Tentara Nasional Indonesia (TNI) akan mengadakan langkah-langkah untuk meminimalkan risiko kematian bagi personel militer dalam operasi di Papua. Salah satunya adalah memanfaatkan teknologi drone untuk melakukan patroli dan operasi militer di wilayah yang rawan serangan separatis. Menurut Panglima TNI, Jenderal Agus Subiyanto, dalam pembicaraannya dengan Kapolri Jenderal Listyo Sigit Prabowo, mereka membahas mengenai situasi dan keamanan, serta operasi di Papua.
Agus mengatakan bahwa ada perlunya pengembangan dalam dua pola pendekatan permasalahan di Papua, yaitu soft power dan hard power. Soft power merupakan pendekatan yang lebih bertahan, aktif dalam sosialisasi kemanusiaan, dan pembangunan di Papua. Di sisi lain, hard power merupakan respons keras dengan menggunakan sarana persenjataan dalam menghadapi situasi penyerangan.
Abgus juga menyampaikan perlunya pemanfaatan teknologi persenjataan yang dimiliki oleh TNI-Polri, seperti penggunaan pesawat tanpa awak untuk melakukan patroli dan penetrasi situasi di Papua. Hal ini dilakukan untuk meminimalisasi risiko jatuhnya korban dari pihak TNI maupun Polri yang kerap menjadi sasaran penyerangan kelompok separatisme di Papua.
Selain untuk tujuan sistem persenjataan, drone juga dapat digunakan untuk kegiatan lainnya, seperti pencarian korban dan penanganan bencana alam.
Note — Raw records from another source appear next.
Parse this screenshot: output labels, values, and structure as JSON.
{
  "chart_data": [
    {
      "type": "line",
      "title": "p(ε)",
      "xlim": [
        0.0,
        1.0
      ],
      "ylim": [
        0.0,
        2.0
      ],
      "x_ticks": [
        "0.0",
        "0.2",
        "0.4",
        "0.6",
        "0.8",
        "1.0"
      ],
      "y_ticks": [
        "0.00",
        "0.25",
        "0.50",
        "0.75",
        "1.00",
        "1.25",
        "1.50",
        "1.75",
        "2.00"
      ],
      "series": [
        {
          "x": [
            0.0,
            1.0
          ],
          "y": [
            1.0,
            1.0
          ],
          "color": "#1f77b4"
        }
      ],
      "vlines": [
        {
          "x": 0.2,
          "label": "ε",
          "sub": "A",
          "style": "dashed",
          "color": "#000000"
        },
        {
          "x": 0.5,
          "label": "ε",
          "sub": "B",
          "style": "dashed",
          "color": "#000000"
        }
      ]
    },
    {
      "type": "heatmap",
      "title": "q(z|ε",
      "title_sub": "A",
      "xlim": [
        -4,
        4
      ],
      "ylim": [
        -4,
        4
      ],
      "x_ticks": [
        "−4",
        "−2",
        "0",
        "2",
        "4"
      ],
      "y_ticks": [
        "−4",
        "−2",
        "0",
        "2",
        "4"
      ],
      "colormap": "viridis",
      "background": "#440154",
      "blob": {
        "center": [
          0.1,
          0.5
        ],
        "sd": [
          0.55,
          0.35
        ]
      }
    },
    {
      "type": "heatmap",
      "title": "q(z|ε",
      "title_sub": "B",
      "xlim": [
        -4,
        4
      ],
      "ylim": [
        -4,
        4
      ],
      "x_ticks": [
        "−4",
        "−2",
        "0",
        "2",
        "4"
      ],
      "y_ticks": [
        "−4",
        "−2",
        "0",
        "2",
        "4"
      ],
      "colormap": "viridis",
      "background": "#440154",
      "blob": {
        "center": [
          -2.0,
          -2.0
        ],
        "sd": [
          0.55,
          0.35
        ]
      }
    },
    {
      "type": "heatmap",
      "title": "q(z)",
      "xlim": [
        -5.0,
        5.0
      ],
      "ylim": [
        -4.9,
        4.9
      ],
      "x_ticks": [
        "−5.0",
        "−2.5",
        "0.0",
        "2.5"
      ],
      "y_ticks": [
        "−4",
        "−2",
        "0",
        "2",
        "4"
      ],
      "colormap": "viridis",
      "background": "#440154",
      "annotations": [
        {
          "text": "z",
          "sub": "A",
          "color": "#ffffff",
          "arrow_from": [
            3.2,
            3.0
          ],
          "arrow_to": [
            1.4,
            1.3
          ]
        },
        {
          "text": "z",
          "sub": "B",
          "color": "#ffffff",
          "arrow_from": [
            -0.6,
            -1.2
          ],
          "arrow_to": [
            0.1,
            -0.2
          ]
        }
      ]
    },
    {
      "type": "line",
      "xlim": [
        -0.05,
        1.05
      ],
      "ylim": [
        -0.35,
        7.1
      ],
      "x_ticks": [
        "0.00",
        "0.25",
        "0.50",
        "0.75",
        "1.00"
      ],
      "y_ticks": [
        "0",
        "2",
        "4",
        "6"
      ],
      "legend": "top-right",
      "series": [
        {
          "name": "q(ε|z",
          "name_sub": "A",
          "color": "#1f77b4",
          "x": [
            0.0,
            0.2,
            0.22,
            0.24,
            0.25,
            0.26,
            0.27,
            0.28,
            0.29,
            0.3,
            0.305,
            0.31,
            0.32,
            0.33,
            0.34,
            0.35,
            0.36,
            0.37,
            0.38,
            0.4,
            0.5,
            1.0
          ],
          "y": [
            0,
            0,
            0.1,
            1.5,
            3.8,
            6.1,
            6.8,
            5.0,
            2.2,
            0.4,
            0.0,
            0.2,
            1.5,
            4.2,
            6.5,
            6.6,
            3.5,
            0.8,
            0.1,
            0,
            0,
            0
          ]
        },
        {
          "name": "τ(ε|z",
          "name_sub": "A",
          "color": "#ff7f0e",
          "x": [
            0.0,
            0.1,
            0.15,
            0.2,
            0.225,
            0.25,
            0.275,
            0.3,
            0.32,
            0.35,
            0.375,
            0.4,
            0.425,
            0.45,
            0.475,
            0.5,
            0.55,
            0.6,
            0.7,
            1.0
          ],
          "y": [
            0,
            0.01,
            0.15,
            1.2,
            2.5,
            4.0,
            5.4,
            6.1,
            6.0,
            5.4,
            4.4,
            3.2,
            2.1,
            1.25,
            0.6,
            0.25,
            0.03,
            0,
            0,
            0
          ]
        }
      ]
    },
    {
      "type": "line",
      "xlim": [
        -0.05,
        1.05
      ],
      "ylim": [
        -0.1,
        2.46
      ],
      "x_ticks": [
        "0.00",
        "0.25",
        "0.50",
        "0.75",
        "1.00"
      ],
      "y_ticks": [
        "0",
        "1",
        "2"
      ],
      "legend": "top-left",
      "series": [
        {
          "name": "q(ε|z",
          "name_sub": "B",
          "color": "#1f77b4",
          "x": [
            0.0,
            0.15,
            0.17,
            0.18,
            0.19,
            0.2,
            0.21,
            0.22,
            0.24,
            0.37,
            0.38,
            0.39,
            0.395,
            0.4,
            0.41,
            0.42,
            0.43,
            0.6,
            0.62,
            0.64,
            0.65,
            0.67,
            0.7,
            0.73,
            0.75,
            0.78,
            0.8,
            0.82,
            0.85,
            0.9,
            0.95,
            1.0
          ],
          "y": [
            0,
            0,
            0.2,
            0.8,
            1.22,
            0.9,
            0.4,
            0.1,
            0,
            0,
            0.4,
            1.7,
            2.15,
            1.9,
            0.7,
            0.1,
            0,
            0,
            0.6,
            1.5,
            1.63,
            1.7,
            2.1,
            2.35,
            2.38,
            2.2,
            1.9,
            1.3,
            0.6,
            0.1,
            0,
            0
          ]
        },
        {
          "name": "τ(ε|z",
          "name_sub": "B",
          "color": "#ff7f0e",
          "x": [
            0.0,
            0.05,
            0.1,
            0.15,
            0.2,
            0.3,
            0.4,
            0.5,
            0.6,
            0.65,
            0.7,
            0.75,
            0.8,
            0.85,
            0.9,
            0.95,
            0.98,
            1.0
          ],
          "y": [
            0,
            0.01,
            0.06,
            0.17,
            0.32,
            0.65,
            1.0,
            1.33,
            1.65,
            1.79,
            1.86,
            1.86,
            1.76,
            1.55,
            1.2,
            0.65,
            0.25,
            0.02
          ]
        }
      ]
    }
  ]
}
Terkait situasi keamanan di Papua, sejak 23 November 2023, kelompok separatisme Papua Merdeka telah melakukan pembunuhan terhadap 13 prajurit TNI maupun Polri. Penyerangan tersebut terjadi saat operasi, maupun saat melawan serangan kelompok separatisme bersenjata di pedalaman Papua.
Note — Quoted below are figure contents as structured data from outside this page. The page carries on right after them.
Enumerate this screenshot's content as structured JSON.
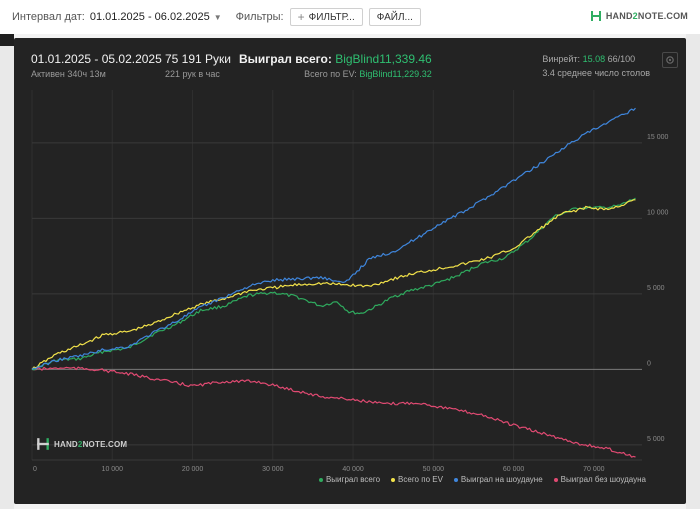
{
  "toolbar": {
    "interval_label": "Интервал дат:",
    "date_range": "01.01.2025 - 06.02.2025",
    "filters_label": "Фильтры:",
    "filter_button": "ФИЛЬТР...",
    "file_button": "ФАЙЛ...",
    "logo_left": "HAND",
    "logo_two": "2",
    "logo_right": "NOTE.COM"
  },
  "summary": {
    "period": "01.01.2025 - 05.02.2025",
    "active": "Активен 340ч 13м",
    "hands": "75 191 Руки",
    "hands_rate": "221 рук в час",
    "won_label": "Выиграл всего:",
    "won_value": "BigBlind11,339.46",
    "ev_label": "Всего по EV:",
    "ev_value": "BigBlind11,229.32",
    "winrate_label": "Винрейт:",
    "winrate_value": "15.08",
    "winrate_extra": "66/100",
    "tables": "3.4 среднее число столов"
  },
  "chart_logo": {
    "left": "HAND",
    "two": "2",
    "right": "NOTE.COM"
  },
  "chart_data": {
    "type": "line",
    "xlim": [
      0,
      76000
    ],
    "ylim": [
      -6000,
      18500
    ],
    "x_ticks": [
      0,
      10000,
      20000,
      30000,
      40000,
      50000,
      60000,
      70000
    ],
    "x_tick_labels": [
      "0",
      "10 000",
      "20 000",
      "30 000",
      "40 000",
      "50 000",
      "60 000",
      "70 000"
    ],
    "y_ticks": [
      -5000,
      0,
      5000,
      10000,
      15000
    ],
    "y_tick_labels": [
      "5 000",
      "0",
      "5 000",
      "10 000",
      "15 000"
    ],
    "grid": true,
    "legend_position": "bottom-right",
    "series": [
      {
        "name": "Выиграл всего",
        "color": "#2faa5e",
        "x": [
          0,
          3000,
          6000,
          9000,
          12000,
          15000,
          18000,
          21000,
          24000,
          27000,
          30000,
          33000,
          36000,
          38000,
          39500,
          41000,
          43000,
          45000,
          47000,
          50000,
          53000,
          56000,
          59000,
          62000,
          65000,
          68000,
          71000,
          73000,
          75191
        ],
        "y": [
          0,
          600,
          700,
          1200,
          1400,
          2300,
          3000,
          3900,
          4200,
          4900,
          5100,
          4800,
          4200,
          4500,
          3800,
          3700,
          4200,
          4800,
          5200,
          5600,
          6200,
          7000,
          7400,
          8600,
          10100,
          10700,
          10700,
          10800,
          11339
        ]
      },
      {
        "name": "Всего по EV",
        "color": "#f2e24a",
        "x": [
          0,
          3000,
          6000,
          9000,
          12000,
          15000,
          18000,
          21000,
          24000,
          27000,
          30000,
          33000,
          36000,
          39000,
          42000,
          45000,
          48000,
          51000,
          54000,
          57000,
          60000,
          63000,
          66000,
          69000,
          72000,
          75191
        ],
        "y": [
          0,
          1000,
          1600,
          2300,
          2500,
          3000,
          3700,
          4300,
          4700,
          5200,
          5400,
          5600,
          5700,
          5600,
          5500,
          6000,
          6400,
          6700,
          7000,
          7400,
          8000,
          9200,
          10300,
          10700,
          10600,
          11229
        ]
      },
      {
        "name": "Выиграл на шоудауне",
        "color": "#3f86dc",
        "x": [
          0,
          3000,
          6000,
          9000,
          12000,
          15000,
          18000,
          21000,
          24000,
          27000,
          30000,
          33000,
          36000,
          39000,
          42000,
          45000,
          48000,
          51000,
          54000,
          57000,
          60000,
          63000,
          66000,
          69000,
          72000,
          75191
        ],
        "y": [
          0,
          600,
          900,
          1300,
          1500,
          2400,
          3200,
          4100,
          4800,
          5500,
          5900,
          6000,
          6100,
          5700,
          7300,
          7800,
          8700,
          9700,
          10500,
          11500,
          12500,
          13500,
          14600,
          15600,
          16400,
          17300
        ]
      },
      {
        "name": "Выиграл без шоудауна",
        "color": "#e04a72",
        "x": [
          0,
          4000,
          8000,
          12000,
          16000,
          20000,
          24000,
          28000,
          32000,
          36000,
          40000,
          44000,
          48000,
          52000,
          56000,
          60000,
          64000,
          68000,
          72000,
          75191
        ],
        "y": [
          0,
          100,
          0,
          -300,
          -700,
          -1100,
          -800,
          -800,
          -1300,
          -1800,
          -2000,
          -2300,
          -2200,
          -2600,
          -3000,
          -3700,
          -4300,
          -4900,
          -5300,
          -5800
        ]
      }
    ]
  }
}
Dalam beberapa kontak senjata, TPNPB telah menewaskan beberapa personel TNI, sedangkan pihak TNI juga telah menewaskan anggota TPNPB. Agus menegaskan bahwa TNI akan mengoptimalisasi penggunaan drone ini, dengan menjadikannya satuan-satuan khusus drone. Hal ini diharapkan dapat membantu meminimalisasi risiko penyerangan dan memperlancar operasi militer di Papua.